The ruling by the state’s second-highest court is a loss for Westminster Management LLC, an apartment company owned by Jared Kushner, husband of Ivanka Trump, and Kushner’s family. A Baltimore circuit judge had granted Westminster summary judgment, dismissing the case, but the higher court’s ruling brings back the litigation.
The firm, where Kushner stepped down as CEO to join his father-in-law’s administration but remains an owner, settled last year with the Maryland Attorney General’s Office in separate litigation that alleged Westminster had taken advantage of financially vulnerable consumers and violated Maryland’s consumer protection laws.
In the suit recently brought back to Baltimore, the tenants alleged that Westminster had charged additional fees on top of the 5% cap state law places on fees for paying rent late.
In addition to a 5% late fee, Westminster charged tenants “agent fees,” “summons fees” and “writ fees” connected to the process of bringing an eviction case to court, according to the lawsuit.
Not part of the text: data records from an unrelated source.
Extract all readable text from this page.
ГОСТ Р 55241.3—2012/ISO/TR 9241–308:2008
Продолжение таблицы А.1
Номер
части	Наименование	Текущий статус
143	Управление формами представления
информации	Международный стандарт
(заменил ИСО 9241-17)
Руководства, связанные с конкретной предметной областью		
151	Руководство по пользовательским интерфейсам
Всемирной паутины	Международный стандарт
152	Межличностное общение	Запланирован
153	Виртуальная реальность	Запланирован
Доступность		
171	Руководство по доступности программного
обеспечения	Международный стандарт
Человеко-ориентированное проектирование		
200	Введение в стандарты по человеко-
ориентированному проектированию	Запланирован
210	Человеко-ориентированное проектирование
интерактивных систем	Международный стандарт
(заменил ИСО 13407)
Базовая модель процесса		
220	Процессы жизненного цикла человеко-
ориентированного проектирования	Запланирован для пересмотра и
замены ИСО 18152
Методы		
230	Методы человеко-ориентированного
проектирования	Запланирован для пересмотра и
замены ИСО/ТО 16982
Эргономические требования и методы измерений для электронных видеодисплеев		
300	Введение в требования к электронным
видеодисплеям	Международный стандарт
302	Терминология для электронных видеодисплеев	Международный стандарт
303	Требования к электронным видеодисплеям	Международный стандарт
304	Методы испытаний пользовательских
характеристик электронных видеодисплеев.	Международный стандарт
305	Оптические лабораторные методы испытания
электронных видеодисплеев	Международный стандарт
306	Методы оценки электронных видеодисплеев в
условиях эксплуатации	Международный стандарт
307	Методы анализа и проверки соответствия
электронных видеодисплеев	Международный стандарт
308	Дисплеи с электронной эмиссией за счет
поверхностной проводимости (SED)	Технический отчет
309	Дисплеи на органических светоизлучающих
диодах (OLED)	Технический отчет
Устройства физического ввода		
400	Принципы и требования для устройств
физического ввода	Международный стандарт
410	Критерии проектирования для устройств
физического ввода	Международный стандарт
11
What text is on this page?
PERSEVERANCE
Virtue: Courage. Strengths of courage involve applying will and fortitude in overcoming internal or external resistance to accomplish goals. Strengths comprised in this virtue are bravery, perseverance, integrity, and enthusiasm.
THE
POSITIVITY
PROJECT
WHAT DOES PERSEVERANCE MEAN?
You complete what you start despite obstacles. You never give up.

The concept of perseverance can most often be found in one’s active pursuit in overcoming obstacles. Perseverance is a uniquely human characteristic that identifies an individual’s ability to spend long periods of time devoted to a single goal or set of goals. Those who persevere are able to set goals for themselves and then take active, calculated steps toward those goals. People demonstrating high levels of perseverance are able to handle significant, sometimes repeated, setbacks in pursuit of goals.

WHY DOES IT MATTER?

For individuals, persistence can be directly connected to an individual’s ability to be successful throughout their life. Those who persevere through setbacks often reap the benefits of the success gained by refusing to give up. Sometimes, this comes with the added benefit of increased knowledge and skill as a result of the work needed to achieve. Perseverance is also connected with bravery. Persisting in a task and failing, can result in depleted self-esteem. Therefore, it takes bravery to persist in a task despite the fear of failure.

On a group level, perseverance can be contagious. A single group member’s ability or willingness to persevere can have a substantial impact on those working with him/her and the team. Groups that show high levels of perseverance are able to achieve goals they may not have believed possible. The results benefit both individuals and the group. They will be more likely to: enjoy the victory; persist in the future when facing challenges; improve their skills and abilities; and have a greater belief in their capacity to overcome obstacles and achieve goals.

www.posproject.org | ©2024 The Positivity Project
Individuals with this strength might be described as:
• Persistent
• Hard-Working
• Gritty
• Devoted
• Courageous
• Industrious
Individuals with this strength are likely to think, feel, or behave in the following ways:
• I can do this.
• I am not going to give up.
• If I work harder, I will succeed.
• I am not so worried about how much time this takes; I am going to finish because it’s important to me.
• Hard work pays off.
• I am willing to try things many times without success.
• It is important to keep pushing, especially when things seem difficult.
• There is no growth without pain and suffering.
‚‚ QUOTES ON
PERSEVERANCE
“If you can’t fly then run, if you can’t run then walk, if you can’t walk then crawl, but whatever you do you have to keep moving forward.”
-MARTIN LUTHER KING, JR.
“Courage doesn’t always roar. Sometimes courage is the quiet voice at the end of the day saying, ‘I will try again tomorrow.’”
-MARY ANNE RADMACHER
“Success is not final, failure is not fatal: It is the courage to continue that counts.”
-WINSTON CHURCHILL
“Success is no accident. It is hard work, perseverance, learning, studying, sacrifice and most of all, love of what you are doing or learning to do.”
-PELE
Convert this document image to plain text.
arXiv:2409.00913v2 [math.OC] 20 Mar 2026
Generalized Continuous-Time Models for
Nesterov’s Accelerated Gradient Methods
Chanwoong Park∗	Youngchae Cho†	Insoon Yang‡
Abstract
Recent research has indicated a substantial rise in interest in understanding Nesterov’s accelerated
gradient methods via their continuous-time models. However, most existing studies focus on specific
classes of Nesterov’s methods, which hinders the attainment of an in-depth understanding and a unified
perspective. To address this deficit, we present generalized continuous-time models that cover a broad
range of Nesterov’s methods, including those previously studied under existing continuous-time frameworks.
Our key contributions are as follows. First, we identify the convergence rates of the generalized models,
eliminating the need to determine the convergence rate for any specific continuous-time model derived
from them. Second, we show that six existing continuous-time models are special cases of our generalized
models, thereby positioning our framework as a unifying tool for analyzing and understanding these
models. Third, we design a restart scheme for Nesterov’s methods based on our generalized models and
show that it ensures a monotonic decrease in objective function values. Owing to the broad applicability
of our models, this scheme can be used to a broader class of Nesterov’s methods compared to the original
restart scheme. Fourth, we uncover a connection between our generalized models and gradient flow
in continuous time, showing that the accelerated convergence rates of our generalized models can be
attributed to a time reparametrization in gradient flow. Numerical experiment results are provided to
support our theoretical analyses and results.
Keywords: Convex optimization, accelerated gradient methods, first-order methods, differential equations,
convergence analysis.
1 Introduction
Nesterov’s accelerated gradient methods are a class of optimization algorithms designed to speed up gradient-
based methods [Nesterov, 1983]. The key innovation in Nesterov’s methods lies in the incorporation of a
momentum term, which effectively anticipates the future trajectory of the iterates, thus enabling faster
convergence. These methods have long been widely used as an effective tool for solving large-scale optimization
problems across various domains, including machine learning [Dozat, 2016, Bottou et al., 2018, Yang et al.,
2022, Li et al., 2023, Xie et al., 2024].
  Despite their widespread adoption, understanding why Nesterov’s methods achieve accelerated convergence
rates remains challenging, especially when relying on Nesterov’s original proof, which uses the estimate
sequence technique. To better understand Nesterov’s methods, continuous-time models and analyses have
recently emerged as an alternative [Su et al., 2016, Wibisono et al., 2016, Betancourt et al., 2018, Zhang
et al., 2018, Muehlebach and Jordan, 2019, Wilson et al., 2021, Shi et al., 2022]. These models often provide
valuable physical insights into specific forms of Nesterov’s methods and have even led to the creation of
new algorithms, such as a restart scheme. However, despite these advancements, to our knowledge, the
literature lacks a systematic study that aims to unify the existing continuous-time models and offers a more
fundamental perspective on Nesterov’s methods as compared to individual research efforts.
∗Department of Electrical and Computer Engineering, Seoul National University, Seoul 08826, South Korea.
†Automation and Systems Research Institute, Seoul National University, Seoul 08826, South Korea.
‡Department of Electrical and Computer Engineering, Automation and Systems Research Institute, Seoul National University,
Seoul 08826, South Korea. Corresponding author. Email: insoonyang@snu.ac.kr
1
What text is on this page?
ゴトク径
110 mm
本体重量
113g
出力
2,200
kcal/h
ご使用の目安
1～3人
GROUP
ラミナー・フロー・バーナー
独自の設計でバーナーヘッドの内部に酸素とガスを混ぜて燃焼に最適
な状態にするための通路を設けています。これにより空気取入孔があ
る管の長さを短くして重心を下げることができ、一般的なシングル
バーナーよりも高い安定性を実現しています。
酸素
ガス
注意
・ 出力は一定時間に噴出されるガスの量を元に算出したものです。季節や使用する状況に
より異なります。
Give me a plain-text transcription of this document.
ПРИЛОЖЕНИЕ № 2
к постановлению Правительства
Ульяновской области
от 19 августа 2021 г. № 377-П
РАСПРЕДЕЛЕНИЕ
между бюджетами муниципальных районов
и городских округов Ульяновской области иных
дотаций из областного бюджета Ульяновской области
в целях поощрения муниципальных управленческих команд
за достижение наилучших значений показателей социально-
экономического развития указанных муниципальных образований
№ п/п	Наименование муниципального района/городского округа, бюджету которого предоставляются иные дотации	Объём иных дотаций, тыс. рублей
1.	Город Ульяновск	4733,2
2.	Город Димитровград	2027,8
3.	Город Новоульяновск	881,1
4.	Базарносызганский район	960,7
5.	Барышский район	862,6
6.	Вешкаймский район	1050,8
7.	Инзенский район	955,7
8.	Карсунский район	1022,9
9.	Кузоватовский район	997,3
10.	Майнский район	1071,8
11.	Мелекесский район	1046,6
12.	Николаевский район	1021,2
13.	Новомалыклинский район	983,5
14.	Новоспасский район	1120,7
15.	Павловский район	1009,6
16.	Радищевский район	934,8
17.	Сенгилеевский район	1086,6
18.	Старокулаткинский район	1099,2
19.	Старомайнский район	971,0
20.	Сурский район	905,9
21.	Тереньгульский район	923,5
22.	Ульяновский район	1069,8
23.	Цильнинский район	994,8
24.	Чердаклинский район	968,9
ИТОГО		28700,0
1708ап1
When tenants are more than five days late on rent, Westminster “typically charges the tenant the 5% late fee, a $10 agent fee, and summons fee of $20 to $30,” according to a legal filing.
The appellate court rejected Westminster’s arguments that the tenants’ allegations did not pass legal muster. Now, the case can proceed, although no court date has been scheduled and the case remains closed.
“This opinion rejects the numerous reasons that Westminster gave for charging excessive fees and calling such fees ‘rent’ and should serve as a warning to other landlords who engage in these practices,” Matt Hill, a co-counsel for the tenants, said in a statement.
Attorneys for Westminster did not immediately return calls for comment Wednesday afternoon.
Westminster owns 11 apartment complexes in Maryland, according to its website. The plaintiffs lived in Carroll Park Apartments and Whispering Woods Apartments in Baltimore County, as well as Dutch Village Apartments in Baltimore City. Whispering Woods was sold to Connecticut-based OneWall Partners in 2021 and Carroll Park was sold to Westover Companies in 2019. Dutch Village was sold in 2021 and 2022 and is now managed by Silveredge Property Management.